2nd May, 2012
As workers marked the Workers’ Day yesterday, the striking doctors in Lagos State public hospitals say they are ready to dialogue with the state government in other to reach a truce in the matter.
This is coming as the Nigeria Labour Congress, NLC, and Trade Union Congress, TUC, during the workers’ day celebration urged the striking doctors to embrace dialogue with the state government in order to save lives of dying patients.
Chairman, Medical Guild, Dr Olumuyiwa Odusote told PM NEWS that the doctors had been making attempt to dialogue with the state government, saying that they have even gone through the back door to ensure they fix appointment with government for dialogue.
“The government has refused to dialogue with us. They insist we must answer the queries issued to us first. We have initiated dialogue but government has refused. We are still waiting for the government to dialogue with us,” he said.
According to him, the doctors had even made attempt to meet with Governor Fashola on the matter so that he could hear their own side of the story, but noted that Fashola rebuffed them as he refused any form of dialogue.
Odusote stated that he heard what Governor Babatunde Fashola said in his May Day speech, that he would not be compelled to pay a wage bill he did not bargain for, saying that Fashola signed to pay the new Consolidated Medical Salary Scale Structure, CONMESS wage.
“We are not asking for anything else, we are asking him to pay the one he has already approved for us; we are asking him to implement what he has approved,” he added.
The governor, in his May Day speech had said that “I will like to assert that our government will not be stampeded into paying any wage we are not part of negotiating and which the fund to pay them is not provided for and given to us.
“I recognise that item 34 of the Exclusive Legislative List gives the Federal Government the power to make legislation for a minimum wage. That is where the power ends. We have complied with the minimum wage since January 2011 long before it was signed into law. We should be left to decide what more we can afford to pay over the minimum to any cadre of worker.”
Speaking also at the May Day rally,Chairman, NLC, Lagos State Council, Comrade Idowu Adelakun said, “the lingering industrial crisis between the state government and doctors in the public hospitals is unhealthy for the good people of Lagos and also thwarting the good health policy of the Fashola administration.”
He recalled that the doctors had earlier embarked on several months of strike over the non-implementation of CONMESS, while urging the government to halt the use of threat in solving the problem.
“It is important for government to employ every peaceful mechanism to resolve the issues for the sake of Lagosians as we are beginning to witness quite a number of deaths in public hospitals,” he said, while appealing to the doctors to sheathe their swords and allow for amicable resolution of the crisis
Also, TUC Chairman, Akeem Kazeem urged the doctors to embrace dialogue with Fashola as a matter of urgency.
Meanwhile, at the May Day rally, Fashola said the issue of power supply remains the quickest way to galvanise the nation’s economy, saying that “while I identify with the underlying philosophy of the power reform plan, I think we must pursue its implementation more aggressively.

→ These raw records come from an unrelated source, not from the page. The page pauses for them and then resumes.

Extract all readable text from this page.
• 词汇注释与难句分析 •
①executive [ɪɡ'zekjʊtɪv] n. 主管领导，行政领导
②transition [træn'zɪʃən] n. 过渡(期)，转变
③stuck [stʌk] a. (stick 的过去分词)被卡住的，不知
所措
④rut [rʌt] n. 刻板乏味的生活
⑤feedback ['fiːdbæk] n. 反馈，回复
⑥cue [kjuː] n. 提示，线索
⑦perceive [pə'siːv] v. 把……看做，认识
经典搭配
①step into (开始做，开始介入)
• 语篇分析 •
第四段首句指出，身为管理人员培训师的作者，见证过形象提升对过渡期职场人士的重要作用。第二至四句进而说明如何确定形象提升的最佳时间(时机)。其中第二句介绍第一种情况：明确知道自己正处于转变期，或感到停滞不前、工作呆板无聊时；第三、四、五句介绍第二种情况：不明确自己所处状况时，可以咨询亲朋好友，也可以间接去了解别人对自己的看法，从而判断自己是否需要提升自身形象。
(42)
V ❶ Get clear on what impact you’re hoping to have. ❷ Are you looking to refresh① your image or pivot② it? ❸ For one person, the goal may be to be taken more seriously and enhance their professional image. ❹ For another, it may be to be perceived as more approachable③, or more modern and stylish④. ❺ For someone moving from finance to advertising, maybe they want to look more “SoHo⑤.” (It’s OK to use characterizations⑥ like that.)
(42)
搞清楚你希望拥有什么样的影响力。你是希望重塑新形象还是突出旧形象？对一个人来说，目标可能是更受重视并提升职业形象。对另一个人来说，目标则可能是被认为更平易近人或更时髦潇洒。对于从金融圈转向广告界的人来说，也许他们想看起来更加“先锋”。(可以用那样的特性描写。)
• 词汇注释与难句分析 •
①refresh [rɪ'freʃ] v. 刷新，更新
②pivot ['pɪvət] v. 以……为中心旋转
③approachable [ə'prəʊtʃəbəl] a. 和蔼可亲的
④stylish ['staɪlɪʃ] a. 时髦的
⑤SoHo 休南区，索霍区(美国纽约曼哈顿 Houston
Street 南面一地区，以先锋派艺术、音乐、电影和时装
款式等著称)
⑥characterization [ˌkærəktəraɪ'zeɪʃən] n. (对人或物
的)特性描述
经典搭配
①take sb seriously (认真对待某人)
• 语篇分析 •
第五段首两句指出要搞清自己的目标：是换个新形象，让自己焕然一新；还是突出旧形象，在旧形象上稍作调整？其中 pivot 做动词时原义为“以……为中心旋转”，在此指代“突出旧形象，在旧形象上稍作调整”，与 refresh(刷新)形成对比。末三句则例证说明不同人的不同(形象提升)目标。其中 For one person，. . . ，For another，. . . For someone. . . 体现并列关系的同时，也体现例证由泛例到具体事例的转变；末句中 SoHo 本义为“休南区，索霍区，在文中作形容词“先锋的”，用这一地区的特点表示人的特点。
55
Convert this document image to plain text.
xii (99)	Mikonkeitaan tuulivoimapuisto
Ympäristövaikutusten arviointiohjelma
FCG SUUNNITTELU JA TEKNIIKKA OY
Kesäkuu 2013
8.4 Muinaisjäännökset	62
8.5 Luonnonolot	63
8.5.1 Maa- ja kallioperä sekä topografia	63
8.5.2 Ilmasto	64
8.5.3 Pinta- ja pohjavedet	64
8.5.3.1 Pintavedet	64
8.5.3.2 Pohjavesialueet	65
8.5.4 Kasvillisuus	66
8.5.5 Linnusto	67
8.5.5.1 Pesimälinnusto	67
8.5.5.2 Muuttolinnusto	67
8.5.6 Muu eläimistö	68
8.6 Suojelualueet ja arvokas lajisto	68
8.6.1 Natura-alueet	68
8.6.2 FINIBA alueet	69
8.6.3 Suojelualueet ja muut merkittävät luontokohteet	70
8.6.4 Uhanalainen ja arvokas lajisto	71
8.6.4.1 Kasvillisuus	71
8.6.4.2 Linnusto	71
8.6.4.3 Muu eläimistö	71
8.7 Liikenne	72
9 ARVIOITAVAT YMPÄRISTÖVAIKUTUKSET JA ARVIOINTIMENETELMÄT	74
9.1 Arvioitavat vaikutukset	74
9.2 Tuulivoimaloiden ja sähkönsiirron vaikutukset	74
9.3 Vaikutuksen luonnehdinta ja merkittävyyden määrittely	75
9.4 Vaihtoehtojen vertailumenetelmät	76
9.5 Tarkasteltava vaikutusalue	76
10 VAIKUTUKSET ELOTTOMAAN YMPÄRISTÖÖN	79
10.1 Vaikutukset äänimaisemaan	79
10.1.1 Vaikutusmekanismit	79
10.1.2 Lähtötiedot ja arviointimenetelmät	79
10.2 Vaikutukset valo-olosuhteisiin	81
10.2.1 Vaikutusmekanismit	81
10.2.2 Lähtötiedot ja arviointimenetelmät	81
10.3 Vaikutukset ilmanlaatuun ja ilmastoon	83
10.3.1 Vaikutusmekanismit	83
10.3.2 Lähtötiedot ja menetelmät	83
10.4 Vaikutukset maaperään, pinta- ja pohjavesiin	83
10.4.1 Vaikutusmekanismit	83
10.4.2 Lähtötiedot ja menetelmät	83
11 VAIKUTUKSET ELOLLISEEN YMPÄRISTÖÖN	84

“It was supposed to have been completed last year when the privatisation of the power generation and distribution companies will have been finalised, but we are now five months into a new year without a definitive date for conclusion.
“I must also emphasise that the recent euphoria generated in the public discourse about the Federal Government’s statement that states can now distribute power, will soon evaporate unless immediate and positive action is taken to give expression to that intent for the following reasons: The first reason is that no state in Nigeria to the best of my knowledge has the institutional human resource or the financial capacity to set up and operate distribution companies.
“The second reason is that power distribution is an area where the private sector has demonstrated undoubted capacity and experience both locally and internationally; the third reason is that the success of any power distribution company will depend on the ability of states to partner with the private sector.
“The fourth reason is that the intention of Federal Government for states to distribute power is at best no more than a restatement of provisions of Article 14 (b) of the Concurrent Legislative List in the 1999 Constitution as amended which provides that: “A House of Assembly may make laws for the state with respect to the generation, transmission and distribution of electricity to areas not covered by a national grid system within that state,” he added.